Kempten - Die Gründung eines virtuellen “Lehrerhasser- Clubs“ an einer Volksschule im Oberallgäu im vergangenen Sommer hat die Polizei auf den Plan gerufen: Ab der fünften Klasse steht an der Schule nun der Besuch eines Polizisten auf dem Lehrplan.

Der Beamte soll nach Angaben der Schulleitung die Schüler auf die Gefahren im Internet hinweisen. “Jugendliche müssen wissen, dass das Internet kein rechtsfreier Raum ist“, sagte der Schulleiter der Deutschen Presse-Agentur dpa am Donnerstag. Anstoß für den offensiven Umgang mit dieser Problematik an der Schule war ein Vorfall im Sommer. Eine Gruppe von Schülern war aufgeflogen, als sie in einem Internet-Forum einen “Lehrerhasser-Club“ gegründet hatte.

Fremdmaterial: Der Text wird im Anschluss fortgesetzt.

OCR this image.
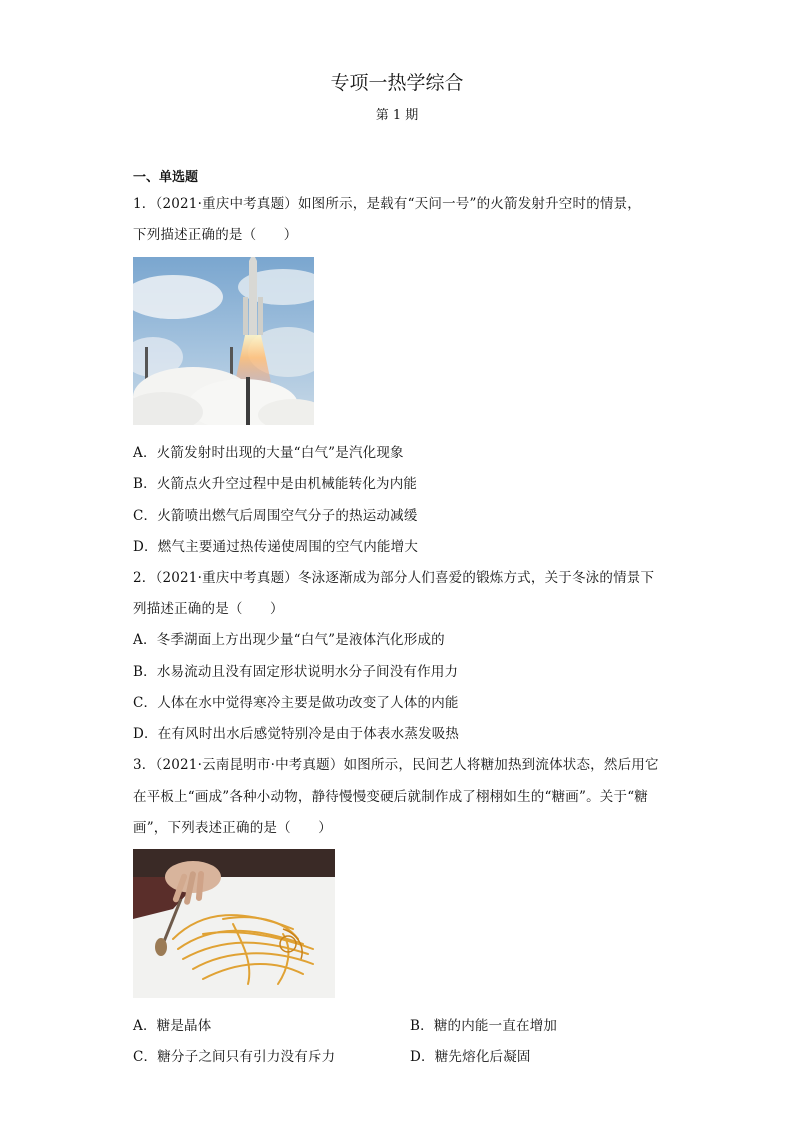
专项一热学综合
第 1 期
一、单选题
1．（2021·重庆中考真题）如图所示，是载有“天问一号”的火箭发射升空时的情景，
下列描述正确的是（　　）
A．火箭发射时出现的大量“白气”是汽化现象
B．火箭点火升空过程中是由机械能转化为内能
C．火箭喷出燃气后周围空气分子的热运动减缓
D．燃气主要通过热传递使周围的空气内能增大
2．（2021·重庆中考真题）冬泳逐渐成为部分人们喜爱的锻炼方式，关于冬泳的情景下
列描述正确的是（　　）
A．冬季湖面上方出现少量“白气”是液体汽化形成的
B．水易流动且没有固定形状说明水分子间没有作用力
C．人体在水中觉得寒冷主要是做功改变了人体的内能
D．在有风时出水后感觉特别冷是由于体表水蒸发吸热
3．（2021·云南昆明市·中考真题）如图所示，民间艺人将糖加热到流体状态，然后用它
在平板上“画成”各种小动物，静待慢慢变硬后就制作成了栩栩如生的“糖画”。关于“糖
画”，下列表述正确的是（　　）
A．糖是晶体	B．糖的内能一直在增加
C．糖分子之间只有引力没有斥力	D．糖先熔化后凝固
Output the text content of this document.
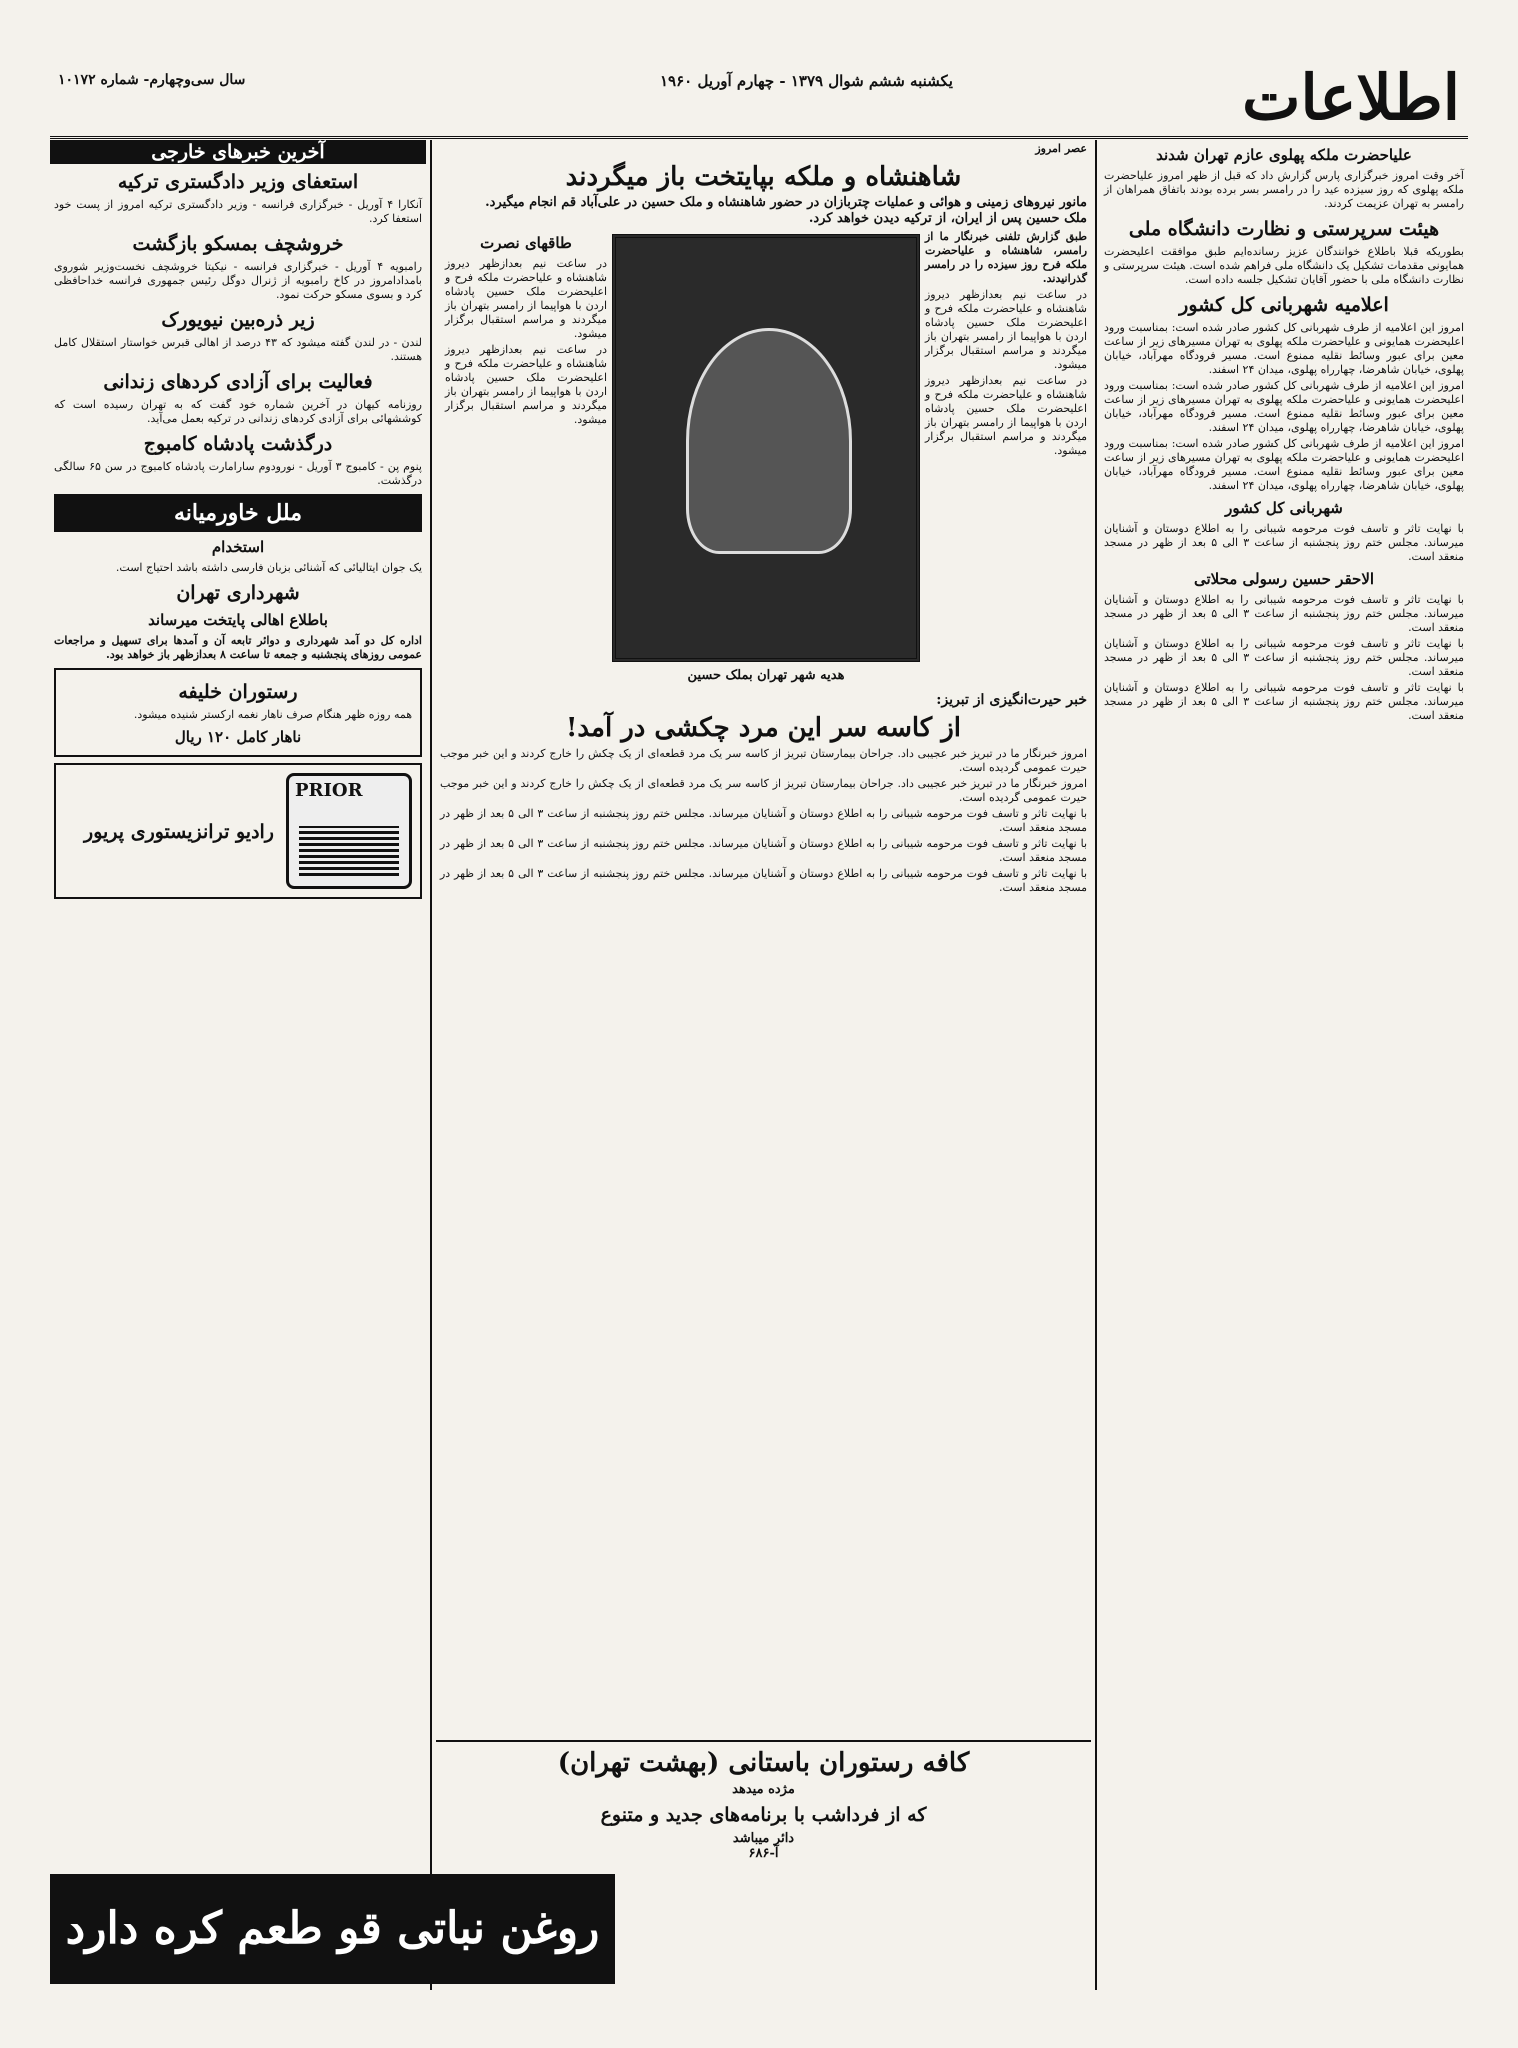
اطلاعات
یکشنبه ششم شوال ۱۳۷۹ - چهارم آوریل ۱۹۶۰
سال سی‌وچهارم- شماره ۱۰۱۷۲
علیاحضرت ملکه پهلوی عازم تهران شدند
آخر وقت امروز خبرگزاری پارس گزارش داد که قبل از ظهر امروز علیاحضرت ملکه پهلوی که روز سیزده عید را در رامسر بسر برده بودند باتفاق همراهان از رامسر به تهران عزیمت کردند.
هیئت سرپرستی و نظارت دانشگاه ملی
بطوریکه قبلا باطلاع خوانندگان عزیز رسانده‌ایم طبق موافقت اعلیحضرت همایونی مقدمات تشکیل یک دانشگاه ملی فراهم شده است. هیئت سرپرستی و نظارت دانشگاه ملی با حضور آقایان تشکیل جلسه داده است.
اعلامیه شهربانی کل کشور
امروز این اعلامیه از طرف شهربانی کل کشور صادر شده است: بمناسبت ورود اعلیحضرت همایونی و علیاحضرت ملکه پهلوی به تهران مسیرهای زیر از ساعت معین برای عبور وسائط نقلیه ممنوع است. مسیر فرودگاه مهرآباد، خیابان پهلوی، خیابان شاهرضا، چهارراه پهلوی، میدان ۲۴ اسفند.
امروز این اعلامیه از طرف شهربانی کل کشور صادر شده است: بمناسبت ورود اعلیحضرت همایونی و علیاحضرت ملکه پهلوی به تهران مسیرهای زیر از ساعت معین برای عبور وسائط نقلیه ممنوع است. مسیر فرودگاه مهرآباد، خیابان پهلوی، خیابان شاهرضا، چهارراه پهلوی، میدان ۲۴ اسفند.
امروز این اعلامیه از طرف شهربانی کل کشور صادر شده است: بمناسبت ورود اعلیحضرت همایونی و علیاحضرت ملکه پهلوی به تهران مسیرهای زیر از ساعت معین برای عبور وسائط نقلیه ممنوع است. مسیر فرودگاه مهرآباد، خیابان پهلوی، خیابان شاهرضا، چهارراه پهلوی، میدان ۲۴ اسفند.
شهربانی کل کشور
با نهایت تاثر و تاسف فوت مرحومه شیبانی را به اطلاع دوستان و آشنایان میرساند. مجلس ختم روز پنجشنبه از ساعت ۳ الی ۵ بعد از ظهر در مسجد منعقد است.
الاحقر حسین رسولی محلاتی
با نهایت تاثر و تاسف فوت مرحومه شیبانی را به اطلاع دوستان و آشنایان میرساند. مجلس ختم روز پنجشنبه از ساعت ۳ الی ۵ بعد از ظهر در مسجد منعقد است.
با نهایت تاثر و تاسف فوت مرحومه شیبانی را به اطلاع دوستان و آشنایان میرساند. مجلس ختم روز پنجشنبه از ساعت ۳ الی ۵ بعد از ظهر در مسجد منعقد است.
با نهایت تاثر و تاسف فوت مرحومه شیبانی را به اطلاع دوستان و آشنایان میرساند. مجلس ختم روز پنجشنبه از ساعت ۳ الی ۵ بعد از ظهر در مسجد منعقد است.
عصر امروز
شاهنشاه و ملکه بپایتخت باز میگردند
مانور نیروهای زمینی و هوائی و عملیات چتربازان در حضور شاهنشاه و ملک حسین در علی‌آباد قم انجام میگیرد.
ملک حسین پس از ایران، از ترکیه دیدن خواهد کرد.
طبق گزارش تلفنی خبرنگار ما از رامسر، شاهنشاه و علیاحضرت ملکه فرح روز سیزده را در رامسر گذرانیدند.
در ساعت نیم بعدازظهر دیروز شاهنشاه و علیاحضرت ملکه فرح و اعلیحضرت ملک حسین پادشاه اردن با هواپیما از رامسر بتهران باز میگردند و مراسم استقبال برگزار میشود.
در ساعت نیم بعدازظهر دیروز شاهنشاه و علیاحضرت ملکه فرح و اعلیحضرت ملک حسین پادشاه اردن با هواپیما از رامسر بتهران باز میگردند و مراسم استقبال برگزار میشود.
هدیه شهر تهران بملک حسین
طاقهای نصرت
در ساعت نیم بعدازظهر دیروز شاهنشاه و علیاحضرت ملکه فرح و اعلیحضرت ملک حسین پادشاه اردن با هواپیما از رامسر بتهران باز میگردند و مراسم استقبال برگزار میشود.
در ساعت نیم بعدازظهر دیروز شاهنشاه و علیاحضرت ملکه فرح و اعلیحضرت ملک حسین پادشاه اردن با هواپیما از رامسر بتهران باز میگردند و مراسم استقبال برگزار میشود.
خبر حیرت‌انگیزی از تبریز:
از کاسه سر این مرد چکشی در آمد!
امروز خبرنگار ما در تبریز خبر عجیبی داد. جراحان بیمارستان تبریز از کاسه سر یک مرد قطعه‌ای از یک چکش را خارج کردند و این خبر موجب حیرت عمومی گردیده است.
امروز خبرنگار ما در تبریز خبر عجیبی داد. جراحان بیمارستان تبریز از کاسه سر یک مرد قطعه‌ای از یک چکش را خارج کردند و این خبر موجب حیرت عمومی گردیده است.
با نهایت تاثر و تاسف فوت مرحومه شیبانی را به اطلاع دوستان و آشنایان میرساند. مجلس ختم روز پنجشنبه از ساعت ۳ الی ۵ بعد از ظهر در مسجد منعقد است.
با نهایت تاثر و تاسف فوت مرحومه شیبانی را به اطلاع دوستان و آشنایان میرساند. مجلس ختم روز پنجشنبه از ساعت ۳ الی ۵ بعد از ظهر در مسجد منعقد است.
با نهایت تاثر و تاسف فوت مرحومه شیبانی را به اطلاع دوستان و آشنایان میرساند. مجلس ختم روز پنجشنبه از ساعت ۳ الی ۵ بعد از ظهر در مسجد منعقد است.
کافه رستوران باستانی (بهشت تهران)
مژده میدهد
که از فرداشب با برنامه‌های جدید و متنوع
دائر میباشد
آ-۶۸۶
آخرین خبرهای خارجی
استعفای وزیر دادگستری ترکیه
آنکارا ۴ آوریل - خبرگزاری فرانسه - وزیر دادگستری ترکیه امروز از پست خود استعفا کرد.
خروشچف بمسکو بازگشت
رامبویه ۴ آوریل - خبرگزاری فرانسه - نیکیتا خروشچف نخست‌وزیر شوروی بامدادامروز در کاخ رامبویه از ژنرال دوگل رئیس جمهوری فرانسه خداحافظی کرد و بسوی مسکو حرکت نمود.
زیر ذره‌بین نیویورک
لندن - در لندن گفته میشود که ۴۳ درصد از اهالی قبرس خواستار استقلال کامل هستند.
فعالیت برای آزادی کردهای زندانی
روزنامه کیهان در آخرین شماره خود گفت که به تهران رسیده است که کوششهائی برای آزادی کردهای زندانی در ترکیه بعمل می‌آید.
درگذشت پادشاه کامبوج
پنوم پن - کامبوج ۳ آوریل - نورودوم سارامارت پادشاه کامبوج در سن ۶۵ سالگی درگذشت.
ملل خاورمیانه
استخدام
یک جوان ایتالیائی که آشنائی بزبان فارسی داشته باشد احتیاج است.
شهرداری تهران
باطلاع اهالی پایتخت میرساند
اداره کل دو آمد شهرداری و دوائر تابعه آن و آمدها برای تسهیل و مراجعات عمومی روزهای پنجشنبه و جمعه تا ساعت ۸ بعدازظهر باز خواهد بود.
رستوران خلیفه
همه روزه ظهر هنگام صرف ناهار نغمه ارکستر شنیده میشود.
ناهار کامل ۱۲۰ ریال
PRIOR
رادیو ترانزیستوری پریور
روغن نباتی قو طعم کره دارد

Ein Lehrer war nach Angaben des Rektors in diesem Forum “massiv beleidigt“ worden. Obwohl der betroffene Lehrer auf eine Anzeige verzichtete, hatte die Online-Attacke für drei Schüler Folgen. Die Haupttäterin, eine 13-jährige Schülerin, wurde für zwei Wochen vom Unterricht ausgeschlossen. Zwei weitere Schüler erhielten einen Verweis und mussten an vier Nachmittagen dem Hausmeister zur Hand gehen. “Sie müssen kapieren, dass man einen Menschen nicht zutiefst beleidigen kann, ohne dafür belangt zu werden“, sagte der Rektor. Er ist davon überzeugt, dass der Vorfall kein Einzelfall ist. “So etwas passiert heute an jeder Schule.“

Nach dem Vorfall hatten die “Club-Mitglieder“, deren Eltern und die Polizei über die Tat und andere Gefahren des Internets diskutiert. Von der Polizei erfuhren die Schüler, dass Beleidigungen immer strafbar sind, auch wenn sie in einem Internet-Forum erscheinen. Nach Angaben eines Sprechers der Polizei Kempten wurden im Allgäu im vergangenen Jahr 1500 Beleidigungen angezeigt, darunter etwa 50 aus dem Internet.